Just as ChatGPT can be abused, a digital voice assistant in electric/autonomous vehicles is a useful value-add — unless it gets hacked!

As electric vehicles (EVs) and autonomous vehicles contain more valuable data and connect to more services, they will also become more lucrative targets for cyber attackers.

There have already been several published examples of cyberattacks on EVs and the infrastructure. For instance, one attack abused the plaintext communication and lack of authentication over the Controller Area Network (CAN) bus protocol between the EV and the charging station. An attacker can spoof the Vehicle Identification Number (VIN), making it possible to charge the vehicle for free.

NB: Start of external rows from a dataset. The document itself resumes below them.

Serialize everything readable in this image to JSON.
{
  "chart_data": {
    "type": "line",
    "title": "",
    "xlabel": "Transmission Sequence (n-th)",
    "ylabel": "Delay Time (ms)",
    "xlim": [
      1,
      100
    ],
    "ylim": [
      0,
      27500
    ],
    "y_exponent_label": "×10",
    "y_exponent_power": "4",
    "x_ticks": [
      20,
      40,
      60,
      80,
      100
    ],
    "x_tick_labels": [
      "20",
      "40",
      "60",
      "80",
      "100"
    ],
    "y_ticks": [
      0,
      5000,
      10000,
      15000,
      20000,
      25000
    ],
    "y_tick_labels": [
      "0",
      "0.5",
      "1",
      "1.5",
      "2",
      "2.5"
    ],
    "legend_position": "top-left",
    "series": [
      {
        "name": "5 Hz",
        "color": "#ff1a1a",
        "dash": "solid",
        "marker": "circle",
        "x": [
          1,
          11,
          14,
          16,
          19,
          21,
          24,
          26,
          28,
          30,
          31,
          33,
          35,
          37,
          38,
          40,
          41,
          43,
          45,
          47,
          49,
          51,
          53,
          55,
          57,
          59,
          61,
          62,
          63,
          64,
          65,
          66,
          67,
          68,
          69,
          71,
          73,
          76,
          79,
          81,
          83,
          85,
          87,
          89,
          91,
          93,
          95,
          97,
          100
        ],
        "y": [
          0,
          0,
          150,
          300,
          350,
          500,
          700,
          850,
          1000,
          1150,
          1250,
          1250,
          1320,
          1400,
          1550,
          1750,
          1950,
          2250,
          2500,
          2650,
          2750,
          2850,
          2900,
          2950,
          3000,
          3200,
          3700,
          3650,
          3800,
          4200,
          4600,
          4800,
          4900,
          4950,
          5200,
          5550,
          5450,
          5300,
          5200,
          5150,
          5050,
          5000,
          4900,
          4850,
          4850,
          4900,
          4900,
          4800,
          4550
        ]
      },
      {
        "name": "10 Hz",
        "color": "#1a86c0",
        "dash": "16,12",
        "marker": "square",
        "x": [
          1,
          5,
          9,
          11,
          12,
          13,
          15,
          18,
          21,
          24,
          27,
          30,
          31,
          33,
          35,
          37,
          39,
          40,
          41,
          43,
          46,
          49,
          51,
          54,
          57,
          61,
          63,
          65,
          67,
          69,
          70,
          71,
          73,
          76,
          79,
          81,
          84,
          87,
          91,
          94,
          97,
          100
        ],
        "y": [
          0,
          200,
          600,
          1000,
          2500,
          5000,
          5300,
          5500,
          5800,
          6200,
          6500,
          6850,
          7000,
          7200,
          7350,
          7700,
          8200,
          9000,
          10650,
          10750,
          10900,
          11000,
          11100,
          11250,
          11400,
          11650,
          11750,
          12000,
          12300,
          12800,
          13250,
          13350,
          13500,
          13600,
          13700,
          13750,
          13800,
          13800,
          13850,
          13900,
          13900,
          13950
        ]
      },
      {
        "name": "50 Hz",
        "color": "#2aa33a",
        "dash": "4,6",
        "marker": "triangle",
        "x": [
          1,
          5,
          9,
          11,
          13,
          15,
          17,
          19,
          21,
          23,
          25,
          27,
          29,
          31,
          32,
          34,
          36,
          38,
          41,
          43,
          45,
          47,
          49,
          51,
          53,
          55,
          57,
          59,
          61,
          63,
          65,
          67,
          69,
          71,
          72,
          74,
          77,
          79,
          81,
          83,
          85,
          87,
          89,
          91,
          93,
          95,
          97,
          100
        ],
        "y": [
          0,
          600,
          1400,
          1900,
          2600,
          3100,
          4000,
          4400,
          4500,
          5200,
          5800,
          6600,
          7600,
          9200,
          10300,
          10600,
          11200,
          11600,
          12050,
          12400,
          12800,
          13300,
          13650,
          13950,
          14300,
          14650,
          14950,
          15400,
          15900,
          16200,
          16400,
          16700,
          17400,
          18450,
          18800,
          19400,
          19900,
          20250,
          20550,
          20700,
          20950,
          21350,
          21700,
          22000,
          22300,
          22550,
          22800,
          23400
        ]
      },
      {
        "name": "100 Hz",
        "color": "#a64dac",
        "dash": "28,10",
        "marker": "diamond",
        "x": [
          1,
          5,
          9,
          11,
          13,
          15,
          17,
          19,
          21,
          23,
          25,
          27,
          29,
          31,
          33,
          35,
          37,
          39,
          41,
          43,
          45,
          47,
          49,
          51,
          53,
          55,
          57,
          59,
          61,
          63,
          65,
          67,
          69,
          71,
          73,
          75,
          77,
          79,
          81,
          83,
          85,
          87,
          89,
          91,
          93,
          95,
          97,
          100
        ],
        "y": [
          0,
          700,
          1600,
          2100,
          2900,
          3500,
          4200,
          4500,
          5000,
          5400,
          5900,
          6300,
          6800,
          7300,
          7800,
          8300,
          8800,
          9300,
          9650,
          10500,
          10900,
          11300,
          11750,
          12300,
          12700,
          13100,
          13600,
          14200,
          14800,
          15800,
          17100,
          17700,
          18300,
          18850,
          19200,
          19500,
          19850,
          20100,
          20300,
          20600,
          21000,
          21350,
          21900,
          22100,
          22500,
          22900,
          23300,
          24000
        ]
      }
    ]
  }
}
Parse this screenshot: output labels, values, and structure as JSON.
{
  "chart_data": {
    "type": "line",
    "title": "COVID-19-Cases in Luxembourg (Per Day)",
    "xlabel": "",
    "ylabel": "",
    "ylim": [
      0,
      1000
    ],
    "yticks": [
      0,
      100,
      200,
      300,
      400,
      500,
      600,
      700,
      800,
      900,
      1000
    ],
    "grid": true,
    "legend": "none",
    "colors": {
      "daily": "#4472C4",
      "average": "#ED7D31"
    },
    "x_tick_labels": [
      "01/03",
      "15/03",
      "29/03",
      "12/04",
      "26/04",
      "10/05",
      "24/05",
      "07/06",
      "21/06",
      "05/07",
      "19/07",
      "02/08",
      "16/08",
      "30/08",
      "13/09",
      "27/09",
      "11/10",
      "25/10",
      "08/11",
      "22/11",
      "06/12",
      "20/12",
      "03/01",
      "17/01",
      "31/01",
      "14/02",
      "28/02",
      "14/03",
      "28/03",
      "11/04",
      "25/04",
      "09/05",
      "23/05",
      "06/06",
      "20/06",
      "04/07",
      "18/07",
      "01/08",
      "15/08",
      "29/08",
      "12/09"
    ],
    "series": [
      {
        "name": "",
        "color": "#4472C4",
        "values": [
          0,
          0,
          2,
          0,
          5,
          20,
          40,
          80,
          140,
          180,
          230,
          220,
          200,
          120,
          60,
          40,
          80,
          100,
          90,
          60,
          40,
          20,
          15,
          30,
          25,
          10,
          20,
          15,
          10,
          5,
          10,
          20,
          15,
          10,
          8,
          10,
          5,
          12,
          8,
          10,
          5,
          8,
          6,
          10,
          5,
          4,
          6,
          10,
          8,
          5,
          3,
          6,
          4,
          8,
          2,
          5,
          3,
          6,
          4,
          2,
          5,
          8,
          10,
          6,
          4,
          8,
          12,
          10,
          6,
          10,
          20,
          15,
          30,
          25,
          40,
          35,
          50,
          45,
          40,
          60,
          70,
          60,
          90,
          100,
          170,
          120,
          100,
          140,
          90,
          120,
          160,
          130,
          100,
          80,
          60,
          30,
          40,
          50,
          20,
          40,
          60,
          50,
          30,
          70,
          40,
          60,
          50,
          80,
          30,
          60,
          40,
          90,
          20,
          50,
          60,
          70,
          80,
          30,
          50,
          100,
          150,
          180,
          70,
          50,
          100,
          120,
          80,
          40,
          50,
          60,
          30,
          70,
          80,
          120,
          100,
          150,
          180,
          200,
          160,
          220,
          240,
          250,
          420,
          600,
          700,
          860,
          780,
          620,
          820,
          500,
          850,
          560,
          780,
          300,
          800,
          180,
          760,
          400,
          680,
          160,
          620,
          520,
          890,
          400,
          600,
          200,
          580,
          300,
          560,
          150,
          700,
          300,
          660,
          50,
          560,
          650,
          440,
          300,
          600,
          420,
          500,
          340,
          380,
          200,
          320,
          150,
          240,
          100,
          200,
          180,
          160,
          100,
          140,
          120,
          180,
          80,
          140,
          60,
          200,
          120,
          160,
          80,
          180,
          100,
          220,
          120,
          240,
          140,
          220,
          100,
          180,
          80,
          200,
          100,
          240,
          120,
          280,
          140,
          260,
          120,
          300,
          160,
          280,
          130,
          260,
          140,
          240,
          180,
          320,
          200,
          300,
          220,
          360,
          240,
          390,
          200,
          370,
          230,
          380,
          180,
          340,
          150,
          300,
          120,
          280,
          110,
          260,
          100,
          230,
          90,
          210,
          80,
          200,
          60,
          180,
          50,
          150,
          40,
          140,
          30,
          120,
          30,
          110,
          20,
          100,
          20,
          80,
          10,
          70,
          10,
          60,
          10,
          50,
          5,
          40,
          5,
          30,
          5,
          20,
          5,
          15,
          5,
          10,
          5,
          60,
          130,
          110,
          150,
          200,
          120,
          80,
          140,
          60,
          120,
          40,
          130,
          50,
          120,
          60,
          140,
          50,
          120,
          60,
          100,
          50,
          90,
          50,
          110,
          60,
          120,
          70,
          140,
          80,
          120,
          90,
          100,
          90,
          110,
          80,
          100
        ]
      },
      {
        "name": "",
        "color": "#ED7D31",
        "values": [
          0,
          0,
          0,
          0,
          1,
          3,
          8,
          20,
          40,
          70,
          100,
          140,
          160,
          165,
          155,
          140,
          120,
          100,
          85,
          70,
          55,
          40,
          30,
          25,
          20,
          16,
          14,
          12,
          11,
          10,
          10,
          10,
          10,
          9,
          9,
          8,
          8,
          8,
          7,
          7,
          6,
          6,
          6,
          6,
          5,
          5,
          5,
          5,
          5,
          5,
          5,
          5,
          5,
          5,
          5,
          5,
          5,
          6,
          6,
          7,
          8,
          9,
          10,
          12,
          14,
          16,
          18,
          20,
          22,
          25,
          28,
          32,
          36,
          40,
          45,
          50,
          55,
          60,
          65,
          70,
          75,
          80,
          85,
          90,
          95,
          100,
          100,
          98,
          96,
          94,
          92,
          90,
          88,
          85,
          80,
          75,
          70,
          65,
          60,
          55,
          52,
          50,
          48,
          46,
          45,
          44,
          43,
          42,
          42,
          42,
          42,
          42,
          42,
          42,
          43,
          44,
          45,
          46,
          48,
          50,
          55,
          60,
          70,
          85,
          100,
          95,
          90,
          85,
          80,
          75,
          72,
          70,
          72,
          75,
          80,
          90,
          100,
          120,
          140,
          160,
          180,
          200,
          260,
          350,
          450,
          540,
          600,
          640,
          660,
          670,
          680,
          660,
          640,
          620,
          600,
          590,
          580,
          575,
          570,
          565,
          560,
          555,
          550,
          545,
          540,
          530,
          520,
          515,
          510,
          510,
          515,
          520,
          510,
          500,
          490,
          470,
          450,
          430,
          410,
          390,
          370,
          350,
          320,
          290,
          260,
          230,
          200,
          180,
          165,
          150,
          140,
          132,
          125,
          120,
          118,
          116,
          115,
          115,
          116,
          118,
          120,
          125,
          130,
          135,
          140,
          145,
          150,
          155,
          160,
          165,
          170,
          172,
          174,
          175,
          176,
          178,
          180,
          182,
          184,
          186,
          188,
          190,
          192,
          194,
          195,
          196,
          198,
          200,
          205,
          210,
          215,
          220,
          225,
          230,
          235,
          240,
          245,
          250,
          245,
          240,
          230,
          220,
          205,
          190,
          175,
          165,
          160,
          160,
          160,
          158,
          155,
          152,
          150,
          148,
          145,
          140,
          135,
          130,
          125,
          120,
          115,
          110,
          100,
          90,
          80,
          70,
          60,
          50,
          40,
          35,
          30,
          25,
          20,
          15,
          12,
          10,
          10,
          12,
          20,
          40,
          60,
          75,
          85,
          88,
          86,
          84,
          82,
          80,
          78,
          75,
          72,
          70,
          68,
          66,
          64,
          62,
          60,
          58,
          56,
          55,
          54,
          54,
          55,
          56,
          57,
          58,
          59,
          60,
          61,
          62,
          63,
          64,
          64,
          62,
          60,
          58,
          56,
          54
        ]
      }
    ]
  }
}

Another example is an attack targeting the charging station, where a vulnerable open-source software component Log4j was used. An attacker can spoof the car and send a malicious payload to exploit the vulnerability. As a result, the attacker is able to execute arbitrary commands and could possibly charge the vehicle for free.

Can generative AI help?

With the development of powerful AI technologies, there are new opportunities that the automotive industry can seize. One famous example that comes to mind is ChatGPT. 

Automobile manufacturers can use such generative AI language models to build their own digital assistants and train the system with automotive-specific information.

One can imagine an automaker training its EVs’ digital assistant module with information from the car user manual as well as information on how to support common use cases including route planning, integration with smart homes and devices, charging, and so on. This would allow the driver to easily ask questions about a warning light blinking on the dashboard; plan an efficient route to the airport; open the garage door or connect a user device; find and reserve a charging spot etc., without having to dig through a large user manual or fiddle with multiple devices or systems.

Dennis Kengo Oka, Principal Automotive Security Strategist, Synopsys Software Integrity Group

Know the risks 

It is extremely important for automakers to consider what type of training data is used, as well as to apply policies that define what bot responses are allowed with various type of information. 

Similar to how early users of ChatGPT were able to figure out how to make the chatbot write malware and hacking tools or to gain information that could be used with malicious intent, an autonomous vehicle’s digital assistant could also be abused by certain people to potentially gain certain harmful information, such as how to clone the car keys. Or, hackers could issue unauthorized commands that could lead to attackers stealing the car or charging for free.

Therefore, as more EVs are deployed, and the necessary infrastructure built up, it is imperative for the automotive industry to improve the overall cybersecurity posture for the entire ecosystem:

    • Automotive organizations need to establish a cybersecurity management system (CSMS) with improved cybersecurity awareness in the organization as well as incorporate dedicated cybersecurity activities during product development.
    • For automobile software development, these CSMS activities include static application security testing, vulnerability scanning and fuzz testing.
    • Moreover, to improve the quality of code, ensuring compliance to certain coding standards such as CERT C/C++, MISRA C/C++ or AUTOSAR C++ is also recommended.
    • Organizations also need to consider the risks in the software supply chain such as software vulnerabilities and open-source license violations and how to address them. For example, the procurer should give requirements to the supplier to perform certain cybersecurity activities on their product before it is provided to the procurer. These requirements will include following certain coding guidelines, ensuring license compliance for open-source software components and performing fuzz testing.
    • Using automated tools to perform these activities is recommended to improve efficiency and reduce manual effort.

Such steps will help to automakers to establish a secure software development lifecycle with automated tools running continuously in a continuous integration pipeline.